According to its report, ‘War of annihilation’: Devastating Toll on Civilians, Raqqa – Syria, residents were trapped as fighting raged in the streets between ISIS militants and the Kurdish-led Syrian Democratic Forces (SDF), who were supported by coalition airstrikes. Escape routes for civilians were riddled with IEDs, put there by ISIS, which also positioned snipers to shoot those trying to flee.
The accounts detailed in the report leave gaping holes in the Coalition’s insistence that their forces did enough to minimize civilian harm. The report details four emblematic cases of civilian families who were brutally impacted by the relentless aerial bombardment. Between them, they lost 90 relatives and neighbours – 39 from a single family – almost all of them killed by Coalition air strikes.
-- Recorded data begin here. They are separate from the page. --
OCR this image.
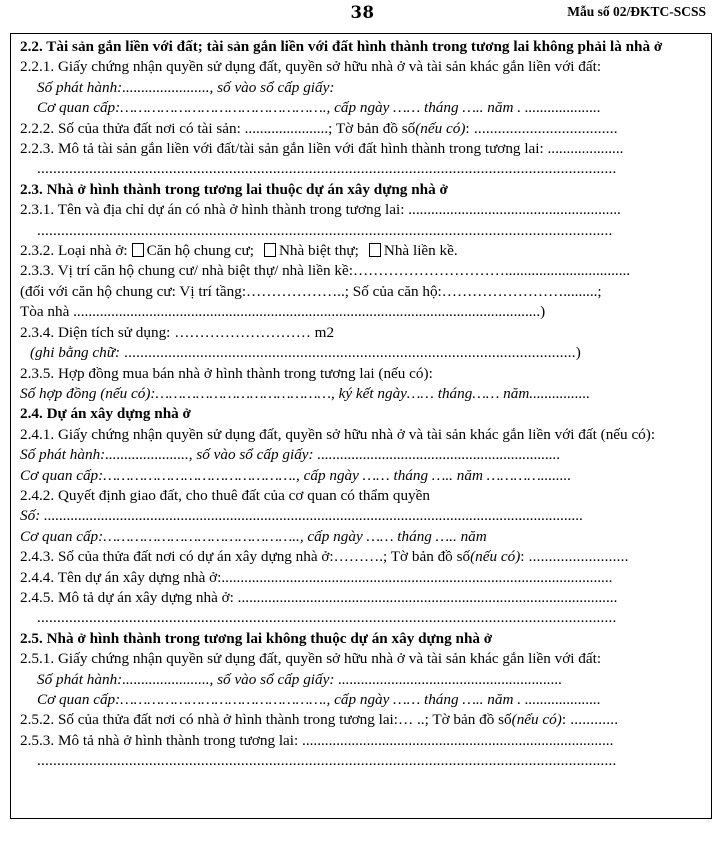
38	Mẫu số 02/ĐKTC-SCSS
2.2. Tài sản gắn liền với đất; tài sản gắn liền với đất hình thành trong tương lai không phải là nhà ở
2.2.1. Giấy chứng nhận quyền sử dụng đất, quyền sở hữu nhà ở và tài sản khác gắn liền với đất:
Số phát hành:......................., số vào sổ cấp giấy:
Cơ quan cấp:………………………………………., cấp ngày …… tháng ….. năm . ....................
2.2.2. Số của thửa đất nơi có tài sản: ......................; Tờ bản đồ số(nếu có): ....................................
2.2.3. Mô tả tài sản gắn liền với đất/tài sản gắn liền với đất hình thành trong tương lai: ....................
.................................................................................................................................................
2.3. Nhà ở hình thành trong tương lai thuộc dự án xây dựng nhà ở
2.3.1. Tên và địa chỉ dự án có nhà ở hình thành trong tương lai: ........................................................
................................................................................................................................................
2.3.2. Loại nhà ở: Căn hộ chung cư; Nhà biệt thự; Nhà liền kề.
2.3.3. Vị trí căn hộ chung cư/ nhà biệt thự/ nhà liền kề:………………………….................................
(đối với căn hộ chung cư: Vị trí tầng:………………..; Số của căn hộ:…………………….........;
Tòa nhà ...........................................................................................................................)
2.3.4. Diện tích sử dụng: ……………………… m2
(ghi bằng chữ: .................................................................................................................)
2.3.5. Hợp đồng mua bán nhà ở hình thành trong tương lai (nếu có):
Số hợp đồng (nếu có):…………………………………, ký kết ngày…… tháng…… năm................
2.4. Dự án xây dựng nhà ở
2.4.1. Giấy chứng nhận quyền sử dụng đất, quyền sở hữu nhà ở và tài sản khác gắn liền với đất (nếu có):
Số phát hành:......................, số vào sổ cấp giấy: ................................................................
Cơ quan cấp:……………………………………., cấp ngày …… tháng ….. năm …………........
2.4.2. Quyết định giao đất, cho thuê đất của cơ quan có thẩm quyền
Số: ..............................................................................................................................................
Cơ quan cấp:…………………………………….., cấp ngày …… tháng ….. năm
2.4.3. Số của thửa đất nơi có dự án xây dựng nhà ở:……….; Tờ bản đồ số(nếu có): .........................
2.4.4. Tên dự án xây dựng nhà ở:.......................................................................................................
2.4.5. Mô tả dự án xây dựng nhà ở: ....................................................................................................
.................................................................................................................................................
2.5. Nhà ở hình thành trong tương lai không thuộc dự án xây dựng nhà ở
2.5.1. Giấy chứng nhận quyền sử dụng đất, quyền sở hữu nhà ở và tài sản khác gắn liền với đất:
Số phát hành:......................., số vào sổ cấp giấy: ...........................................................
Cơ quan cấp:………………………………………., cấp ngày …… tháng ….. năm . ....................
2.5.2. Số của thửa đất nơi có nhà ở hình thành trong tương lai:… ..; Tờ bản đồ số(nếu có): ............
2.5.3. Mô tả nhà ở hình thành trong tương lai: ..................................................................................
.................................................................................................................................................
They are part of a wider pattern and provide a strong prima facie case that many Coalition attacks that killed and injured civilians and destroyed homes and infrastructure violated international humanitarian law.
“When so many civilians are killed in attack after attack, something is clearly wrong, and to make this tragedy worse, so many months later the incidents have not been investigated. The victims deserve justice,” said Donatella Rovera, Senior Crisis Response Adviser at Amnesty International.
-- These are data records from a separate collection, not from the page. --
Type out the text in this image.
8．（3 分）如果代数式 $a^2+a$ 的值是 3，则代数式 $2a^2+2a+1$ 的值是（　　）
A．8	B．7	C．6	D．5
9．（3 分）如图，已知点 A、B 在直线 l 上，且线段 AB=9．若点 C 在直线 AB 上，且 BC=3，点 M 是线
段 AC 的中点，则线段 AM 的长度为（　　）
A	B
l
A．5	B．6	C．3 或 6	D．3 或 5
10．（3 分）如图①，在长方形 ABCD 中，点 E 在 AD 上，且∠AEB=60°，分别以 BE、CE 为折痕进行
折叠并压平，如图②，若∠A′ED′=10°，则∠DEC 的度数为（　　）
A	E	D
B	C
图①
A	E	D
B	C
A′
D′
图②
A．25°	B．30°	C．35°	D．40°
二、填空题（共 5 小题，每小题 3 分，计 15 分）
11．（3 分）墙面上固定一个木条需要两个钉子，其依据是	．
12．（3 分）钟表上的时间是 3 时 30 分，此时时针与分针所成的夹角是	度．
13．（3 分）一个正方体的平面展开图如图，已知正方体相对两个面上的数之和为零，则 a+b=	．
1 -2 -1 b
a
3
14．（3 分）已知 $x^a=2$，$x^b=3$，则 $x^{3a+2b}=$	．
The Hashish family lost 18 members, mostly women and children, over a two-week period in August. A coalition airstrike killed nine, while seven died as they tried to flee via a road that was laid with ISIS mines, and two others were killed by a mortar launched by the SDF.
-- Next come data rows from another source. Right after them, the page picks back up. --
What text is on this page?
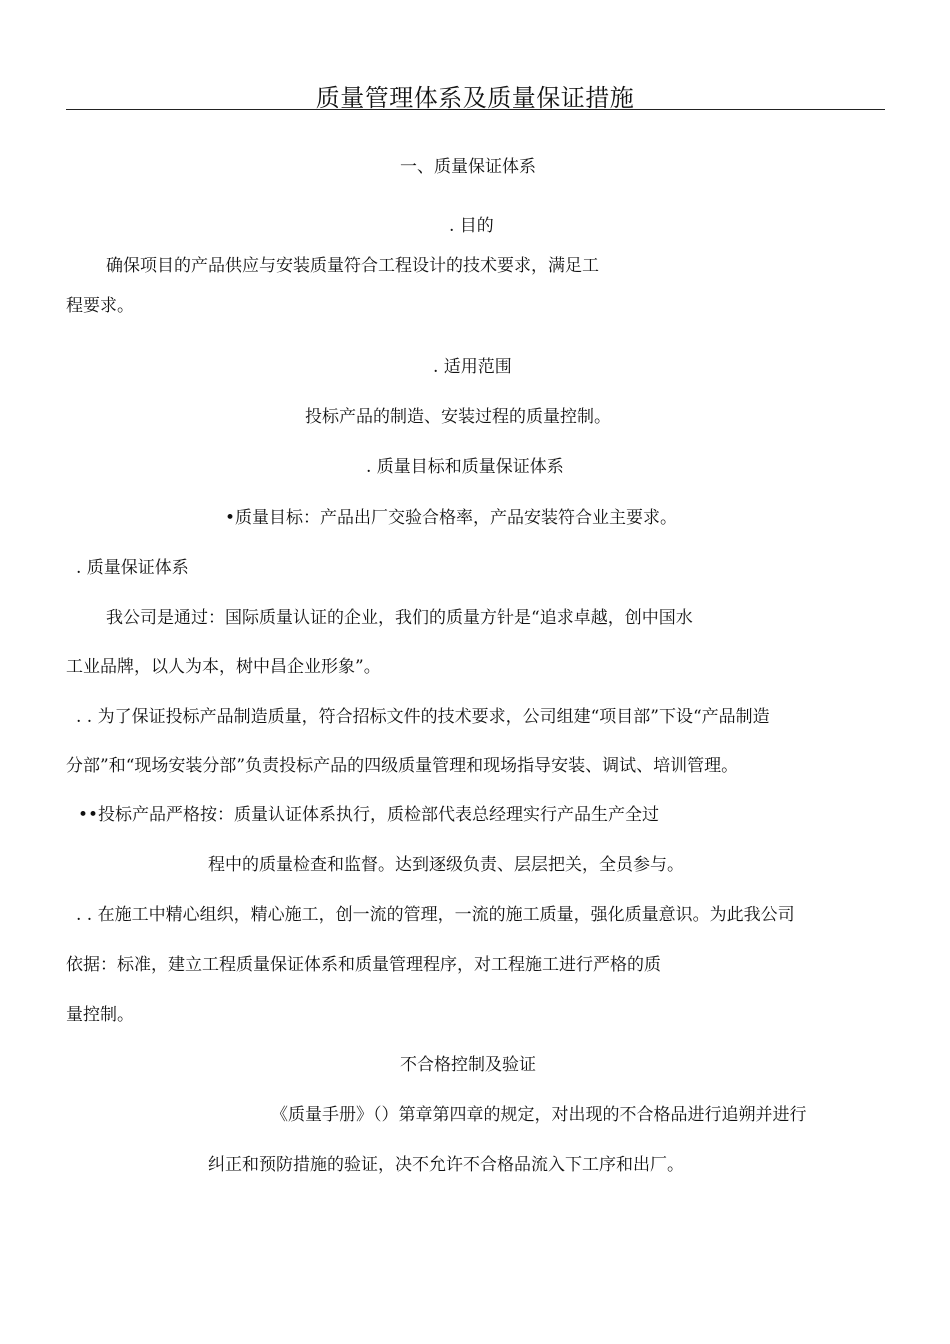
质量管理体系及质量保证措施

一、质量保证体系

. 目的

确保项目的产品供应与安装质量符合工程设计的技术要求，满足工

程要求。

. 适用范围

投标产品的制造、安装过程的质量控制。

. 质量目标和质量保证体系

•质量目标：产品出厂交验合格率，产品安装符合业主要求。

. 质量保证体系

我公司是通过：国际质量认证的企业，我们的质量方针是“追求卓越，创中国水

工业品牌，以人为本，树中昌企业形象”。

. . 为了保证投标产品制造质量，符合招标文件的技术要求，公司组建“项目部”下设“产品制造

分部”和“现场安装分部”负责投标产品的四级质量管理和现场指导安装、调试、培训管理。

••投标产品严格按：质量认证体系执行，质检部代表总经理实行产品生产全过

程中的质量检查和监督。达到逐级负责、层层把关，全员参与。

. . 在施工中精心组织，精心施工，创一流的管理，一流的施工质量，强化质量意识。为此我公司

依据：标准，建立工程质量保证体系和质量管理程序，对工程施工进行严格的质

量控制。

不合格控制及验证

《质量手册》（）第章第四章的规定，对出现的不合格品进行追朔并进行

纠正和预防措施的验证，决不允许不合格品流入下工序和出厂。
“Those who stayed, died; and those who tried to run away, died,” said Munira Hashish. “We couldn’t afford to pay the smugglers; we were trapped.” Hashish said that she and her children eventually managed to escape through a minefield “by walking over the blood of those who were blown up as they tried to flee ahead of us.”
Donatella Rovera said “The coalition’s claims that its precision air campaign allowed it to bomb ISIS out of Raqqa while causing very few civilian casualties do not stand up to scrutiny. On the ground in Raqqa, we witnessed a level of destruction comparable to anything we’ve seen in decades of covering the impact of wars”. .
“ISIS’s brutal four-year rule in Raqqa was rife with war crimes. But the violations of ISIS, including the use of civilians as human shields, do not relieve the coalition of their obligations to take all feasible precautions to minimize harm to civilians.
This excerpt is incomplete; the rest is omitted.